In this episode, Captain Archer tricks the Xindi scientist Degra into revealing information about the location of the super-weapon that the Xindi plan to use to destroy Earth.

==Plot==
Three years in the future, Captain Archer and Degra (the scientist behind the Xindi weapon project) are aboard a shuttle escaping from an Insectoid prison camp. Degra cannot remember his time as Archer's cellmate and friend, and remains suspicious despite having a prison tattoo and long greying hair. Archer convinces him that this memory loss is due to the bloodworms in his system (used because they excrete a truth drug, but sometimes causes the victim to suffer temporary amnesia afterwards), and removes a live worm from Degra's arm.

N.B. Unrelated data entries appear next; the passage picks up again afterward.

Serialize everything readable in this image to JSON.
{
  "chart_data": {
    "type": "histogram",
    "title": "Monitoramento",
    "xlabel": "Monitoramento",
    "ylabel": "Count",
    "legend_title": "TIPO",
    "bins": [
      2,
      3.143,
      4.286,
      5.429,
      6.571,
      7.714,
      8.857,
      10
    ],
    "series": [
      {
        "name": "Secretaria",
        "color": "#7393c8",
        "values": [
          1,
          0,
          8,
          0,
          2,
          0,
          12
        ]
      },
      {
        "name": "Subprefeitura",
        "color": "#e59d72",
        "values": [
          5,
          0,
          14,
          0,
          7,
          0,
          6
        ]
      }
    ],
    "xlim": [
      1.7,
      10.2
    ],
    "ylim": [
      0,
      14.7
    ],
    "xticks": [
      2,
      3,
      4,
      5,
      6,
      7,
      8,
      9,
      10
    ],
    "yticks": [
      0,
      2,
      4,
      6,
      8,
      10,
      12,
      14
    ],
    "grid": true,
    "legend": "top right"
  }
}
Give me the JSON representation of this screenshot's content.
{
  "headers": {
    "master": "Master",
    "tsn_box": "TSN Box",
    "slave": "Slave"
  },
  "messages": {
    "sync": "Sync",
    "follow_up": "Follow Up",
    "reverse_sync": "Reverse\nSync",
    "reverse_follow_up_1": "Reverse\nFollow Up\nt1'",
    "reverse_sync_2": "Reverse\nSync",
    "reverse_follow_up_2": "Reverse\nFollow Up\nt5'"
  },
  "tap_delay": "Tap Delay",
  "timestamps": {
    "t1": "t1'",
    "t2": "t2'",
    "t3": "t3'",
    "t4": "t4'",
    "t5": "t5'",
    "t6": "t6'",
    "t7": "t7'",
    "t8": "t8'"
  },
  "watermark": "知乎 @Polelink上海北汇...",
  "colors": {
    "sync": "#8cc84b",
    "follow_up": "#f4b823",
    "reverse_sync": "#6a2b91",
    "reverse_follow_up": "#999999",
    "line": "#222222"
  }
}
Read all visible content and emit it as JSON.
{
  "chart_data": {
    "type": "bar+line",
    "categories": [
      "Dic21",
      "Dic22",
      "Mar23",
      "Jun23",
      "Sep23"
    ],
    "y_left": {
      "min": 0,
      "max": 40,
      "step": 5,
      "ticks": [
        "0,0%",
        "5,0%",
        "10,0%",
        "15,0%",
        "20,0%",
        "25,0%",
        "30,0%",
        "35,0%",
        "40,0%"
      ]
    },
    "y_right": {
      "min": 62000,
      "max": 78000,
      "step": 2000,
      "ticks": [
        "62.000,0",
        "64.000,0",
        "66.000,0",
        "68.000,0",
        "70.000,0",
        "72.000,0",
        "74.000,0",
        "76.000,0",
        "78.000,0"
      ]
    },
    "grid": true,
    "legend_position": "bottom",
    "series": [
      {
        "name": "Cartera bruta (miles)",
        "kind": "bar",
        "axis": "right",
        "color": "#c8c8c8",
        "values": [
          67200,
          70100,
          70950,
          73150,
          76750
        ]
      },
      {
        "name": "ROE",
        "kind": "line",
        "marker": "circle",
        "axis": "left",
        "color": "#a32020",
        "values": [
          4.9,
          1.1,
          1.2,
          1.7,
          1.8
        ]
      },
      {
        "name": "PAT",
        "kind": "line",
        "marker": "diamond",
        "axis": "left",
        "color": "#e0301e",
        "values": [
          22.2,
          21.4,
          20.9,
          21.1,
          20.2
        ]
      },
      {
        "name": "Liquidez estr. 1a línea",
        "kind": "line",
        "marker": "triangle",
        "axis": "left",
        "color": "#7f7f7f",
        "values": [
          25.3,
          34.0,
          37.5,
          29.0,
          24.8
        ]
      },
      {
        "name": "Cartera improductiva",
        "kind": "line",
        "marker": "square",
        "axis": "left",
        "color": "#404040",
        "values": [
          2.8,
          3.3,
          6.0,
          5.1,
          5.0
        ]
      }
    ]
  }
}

They are, in fact, inside a simulator aboard Enterprise (and still in December 2153), and the entire setup is a ploy to learn where the weapon is being constructed. Degra and his crew had been captured near the test site of the weapon, the worm was inserted by Doctor Phlox, and the crew constructed the fake ship. The ruse is partially successful; Degra reveals information about his family and inputs coordinates into the navigation system. He later becomes suspicious after a malfunction in which one of the windows of the simulator briefly glitches due to ship-wide power fluctuations, and attacks Archer.

This leaves Archer with a dilemma; traveling to the red giant star, Azati Prime, would take them three weeks, time they do not have to waste on a wild goose chase. Instead, they again deceive Degra into thinking that they have used stolen Xindi warp technology to open subspace vortices, and trick him into thinking that they have already arrived at the coordinates. Degra shouts that they will never be able to breach the base's defenses, thus proving that the coordinates do relate to the weapon. In a final deception, Degra and his crew are mind-wiped and returned to their ship.

==Production==
The story was by Terry Matalas, the script was written by Mike Sussman, and it was directed by Mike Vejar.

Filming began on Monday, November 10, and ran for the usual seven days until Tuesday the 18th.

==Reception==

Stratagem first aired in the United States on UPN on February 4, 2004.
According to Nielsen Media Research, it received a 2.6/4 rating share among adults. It had an average of 4.1 million viewers. American Idol was on top of the ratings overall, and a repeat of The Apprentice got higher ratings than Smallville and Enterprise.

Michelle Erica Green of TrekNation was positive about the episode and how it "develops an intriguing supporting character". She compared it to "Mission: Impossible in space" and called it a "marvelously entertaining episode". Brian at Bureau 42 sarcastically asked "Two weeks in a row for staying on track with the story? Someone tied up Berman and Braga, didn't they?" The Vulcan Database reviewed the episode and called it "a fantastic episode marred somewhat by a lackluster final act."

Critic Darren Mooney of them0vieblog.com was positive about how the showrunners stayed more disciplined with the over-arching plot-line of the Xindi conflict and avoided another episodic side-trip. The Digital Fix praised actor Randy Oglesby's depiction of the character Degra.

== Home media release ==
"Stratagem" was released as part of the season three DVD box set, released in the United States on September 27, 2005. The Blu-ray release of Enterprise was announced in early 2013, and the season three box set was released on January 7, 2014. The Blu-ray has a surround sound 5.1 DTS-HD Master Audio track for English, as well as German, French, and Japanese audio tracks in Dolby audio.